Prudence was a discreet woman; she didn’t like to pry. Besides, she had never lived with a man and felt unqualified to offer advice. Maddy, on the other hand, wasn’t that interested anyway. She turned on her side and pressed her ear to the ground. She could hear the faint, rhythmic thuds of the horse cantering around the paddock. It reminded her of the village where she had lived. The old men could remember when messages were sent, miles through the bush, by their fathers banging their staves on the earth. How simple, how satisfying, this method of communication seeme
d. How preferable to words, so treacherous and prone to misunderstanding. In Maddy’s opinion, if people communicated with knocks the world would be a better place.
‘Imogen says she’s never going to get married,’ said Louise.
‘Don’t worry, she will,’ Prudence replied automatically. Then she thought: why should she? We all want people to marry. We think it will solve them. We have been brought up to think that this is the end of the story. In fact the entire romantic fiction list at her publishers, one of the few imprints that made a healthy profit, was based upon this lie.
She thought: I want to marry Stephen more than I have ever wanted anything in my life. I want it so much I feel sick.
It was cold. Maddy went into the house to find a jacket. She glanced through the front door. Robert was washing his car in the driveway. The dog stood watching him. Suddenly Robert swung round, grinning. He turned the hose on the dog. Monty yelped and ran away. Maddy watched as the dog shook himself in a glittering cloud of spray. As she turned back Robert caught her eye. He smiled.
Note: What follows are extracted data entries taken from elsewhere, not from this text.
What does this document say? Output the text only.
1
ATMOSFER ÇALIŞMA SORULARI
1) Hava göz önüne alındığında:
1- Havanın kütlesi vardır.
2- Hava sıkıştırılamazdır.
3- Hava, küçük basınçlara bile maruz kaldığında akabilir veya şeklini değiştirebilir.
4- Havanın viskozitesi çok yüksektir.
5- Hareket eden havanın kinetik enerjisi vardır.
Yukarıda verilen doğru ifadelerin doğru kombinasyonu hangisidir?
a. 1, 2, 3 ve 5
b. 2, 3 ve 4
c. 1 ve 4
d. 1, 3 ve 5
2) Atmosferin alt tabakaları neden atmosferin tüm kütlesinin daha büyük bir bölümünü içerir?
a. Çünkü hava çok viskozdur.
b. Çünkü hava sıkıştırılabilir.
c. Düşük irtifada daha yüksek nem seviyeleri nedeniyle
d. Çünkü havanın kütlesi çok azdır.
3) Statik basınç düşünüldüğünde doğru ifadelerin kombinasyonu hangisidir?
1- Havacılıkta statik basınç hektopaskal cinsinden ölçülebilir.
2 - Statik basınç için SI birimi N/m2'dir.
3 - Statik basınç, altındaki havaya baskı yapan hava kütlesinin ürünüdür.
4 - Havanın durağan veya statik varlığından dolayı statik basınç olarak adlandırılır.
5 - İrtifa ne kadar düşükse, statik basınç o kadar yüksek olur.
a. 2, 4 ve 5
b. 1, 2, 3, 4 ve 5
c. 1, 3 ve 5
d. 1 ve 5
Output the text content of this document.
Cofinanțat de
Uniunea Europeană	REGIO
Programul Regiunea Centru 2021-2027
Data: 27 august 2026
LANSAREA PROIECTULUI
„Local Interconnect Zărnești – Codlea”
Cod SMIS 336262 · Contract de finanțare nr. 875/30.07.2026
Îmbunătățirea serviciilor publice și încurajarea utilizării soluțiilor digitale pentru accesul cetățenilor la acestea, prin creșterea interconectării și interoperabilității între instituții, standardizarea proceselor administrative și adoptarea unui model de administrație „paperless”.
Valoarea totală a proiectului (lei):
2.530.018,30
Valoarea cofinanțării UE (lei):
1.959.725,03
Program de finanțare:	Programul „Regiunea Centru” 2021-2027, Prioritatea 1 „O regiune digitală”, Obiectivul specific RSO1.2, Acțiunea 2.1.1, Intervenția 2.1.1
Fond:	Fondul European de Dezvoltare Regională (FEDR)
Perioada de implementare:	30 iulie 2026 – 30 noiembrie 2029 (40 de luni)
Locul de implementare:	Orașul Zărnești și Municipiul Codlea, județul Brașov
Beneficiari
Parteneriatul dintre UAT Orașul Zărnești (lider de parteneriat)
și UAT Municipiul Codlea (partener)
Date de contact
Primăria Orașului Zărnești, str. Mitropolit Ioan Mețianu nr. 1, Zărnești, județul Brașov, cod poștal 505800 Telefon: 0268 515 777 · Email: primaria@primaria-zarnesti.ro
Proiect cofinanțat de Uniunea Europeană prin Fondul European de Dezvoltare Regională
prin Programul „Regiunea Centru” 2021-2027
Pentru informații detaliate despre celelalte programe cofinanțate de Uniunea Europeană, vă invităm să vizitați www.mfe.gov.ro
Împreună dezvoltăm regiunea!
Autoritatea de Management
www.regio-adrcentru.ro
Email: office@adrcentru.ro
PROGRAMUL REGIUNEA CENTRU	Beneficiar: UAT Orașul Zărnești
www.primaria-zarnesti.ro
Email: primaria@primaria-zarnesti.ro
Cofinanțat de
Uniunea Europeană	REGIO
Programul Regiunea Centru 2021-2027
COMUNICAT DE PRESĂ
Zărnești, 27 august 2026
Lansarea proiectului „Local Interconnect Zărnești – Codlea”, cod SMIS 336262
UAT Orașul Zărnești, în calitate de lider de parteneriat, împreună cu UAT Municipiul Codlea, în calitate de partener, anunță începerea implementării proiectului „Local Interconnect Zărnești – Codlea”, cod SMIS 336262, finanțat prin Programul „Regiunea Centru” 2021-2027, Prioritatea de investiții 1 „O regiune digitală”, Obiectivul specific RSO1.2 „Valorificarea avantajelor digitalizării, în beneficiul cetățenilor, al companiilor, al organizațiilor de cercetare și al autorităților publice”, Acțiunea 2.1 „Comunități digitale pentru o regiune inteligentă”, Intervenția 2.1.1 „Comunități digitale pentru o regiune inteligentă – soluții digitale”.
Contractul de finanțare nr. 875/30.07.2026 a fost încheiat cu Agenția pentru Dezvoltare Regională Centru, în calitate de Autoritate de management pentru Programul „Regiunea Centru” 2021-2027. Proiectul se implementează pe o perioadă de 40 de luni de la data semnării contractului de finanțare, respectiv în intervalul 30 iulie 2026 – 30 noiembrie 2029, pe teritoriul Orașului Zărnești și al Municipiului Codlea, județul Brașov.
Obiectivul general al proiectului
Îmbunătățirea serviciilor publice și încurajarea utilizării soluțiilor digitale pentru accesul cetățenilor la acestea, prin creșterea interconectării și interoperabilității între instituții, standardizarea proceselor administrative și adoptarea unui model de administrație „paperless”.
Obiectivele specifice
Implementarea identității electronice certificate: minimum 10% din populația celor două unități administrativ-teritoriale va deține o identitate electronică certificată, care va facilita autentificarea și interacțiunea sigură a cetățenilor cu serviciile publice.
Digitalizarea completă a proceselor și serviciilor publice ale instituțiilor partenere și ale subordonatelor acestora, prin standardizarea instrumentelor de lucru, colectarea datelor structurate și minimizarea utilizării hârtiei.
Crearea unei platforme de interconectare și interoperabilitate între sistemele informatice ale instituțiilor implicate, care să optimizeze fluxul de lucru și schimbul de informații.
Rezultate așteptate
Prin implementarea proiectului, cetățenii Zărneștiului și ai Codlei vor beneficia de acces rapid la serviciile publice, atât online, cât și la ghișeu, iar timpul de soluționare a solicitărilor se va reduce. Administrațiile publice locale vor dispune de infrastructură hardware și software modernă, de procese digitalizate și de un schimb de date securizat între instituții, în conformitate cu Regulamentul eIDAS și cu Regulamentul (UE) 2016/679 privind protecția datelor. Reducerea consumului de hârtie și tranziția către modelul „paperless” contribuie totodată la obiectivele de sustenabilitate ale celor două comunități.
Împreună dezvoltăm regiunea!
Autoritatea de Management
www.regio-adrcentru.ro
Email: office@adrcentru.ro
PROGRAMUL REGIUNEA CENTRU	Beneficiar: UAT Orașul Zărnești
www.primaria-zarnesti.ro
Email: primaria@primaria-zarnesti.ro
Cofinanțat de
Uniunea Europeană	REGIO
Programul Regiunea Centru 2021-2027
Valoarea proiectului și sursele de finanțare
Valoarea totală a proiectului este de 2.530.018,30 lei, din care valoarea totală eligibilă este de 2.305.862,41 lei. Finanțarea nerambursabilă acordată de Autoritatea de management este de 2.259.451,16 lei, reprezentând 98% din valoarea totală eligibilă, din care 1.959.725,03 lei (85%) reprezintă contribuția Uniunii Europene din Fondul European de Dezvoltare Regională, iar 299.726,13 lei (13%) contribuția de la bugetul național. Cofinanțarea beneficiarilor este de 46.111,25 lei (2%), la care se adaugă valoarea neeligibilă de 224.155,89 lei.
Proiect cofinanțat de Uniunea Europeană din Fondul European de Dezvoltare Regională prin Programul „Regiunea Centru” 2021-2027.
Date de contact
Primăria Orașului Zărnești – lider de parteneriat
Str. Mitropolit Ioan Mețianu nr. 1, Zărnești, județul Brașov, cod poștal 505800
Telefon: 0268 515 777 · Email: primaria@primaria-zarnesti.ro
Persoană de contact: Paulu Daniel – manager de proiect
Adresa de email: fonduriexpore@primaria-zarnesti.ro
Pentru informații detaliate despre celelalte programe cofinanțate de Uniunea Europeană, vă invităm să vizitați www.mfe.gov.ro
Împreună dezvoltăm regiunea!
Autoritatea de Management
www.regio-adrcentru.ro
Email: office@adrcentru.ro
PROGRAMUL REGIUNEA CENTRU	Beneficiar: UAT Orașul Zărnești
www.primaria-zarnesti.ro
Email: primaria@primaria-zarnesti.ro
Maddy glared at him. How dare he? She moved away, abruptly, out of his line of vision. Upstairs she could hear the thump of music. She went up to Jamie’s room and knocked on the door. She had always been fond of her nephew and niece; in fact, she preferred teenagers to adults.
Jamie was taping a cassette for one of his friends.
‘Can I borrow a sweater?’ she asked. ‘I’m freezing.’
He opened his cupboard. His room was the usual adolescent chaos but Maddy didn’t notice; she was blind to her surroundings and she could live in chaos herself. She could live out of a suitcase, it made no difference to her.
Jamie passed her a sweater. ‘Africa sounds great. I want to go there.’
‘You’d like it. You’re the only person here who would.’
‘Why did you come back now?’
Maddy pushed her head through the sweater and pulled it down over her shoulders. ‘Because I needed to start my life.’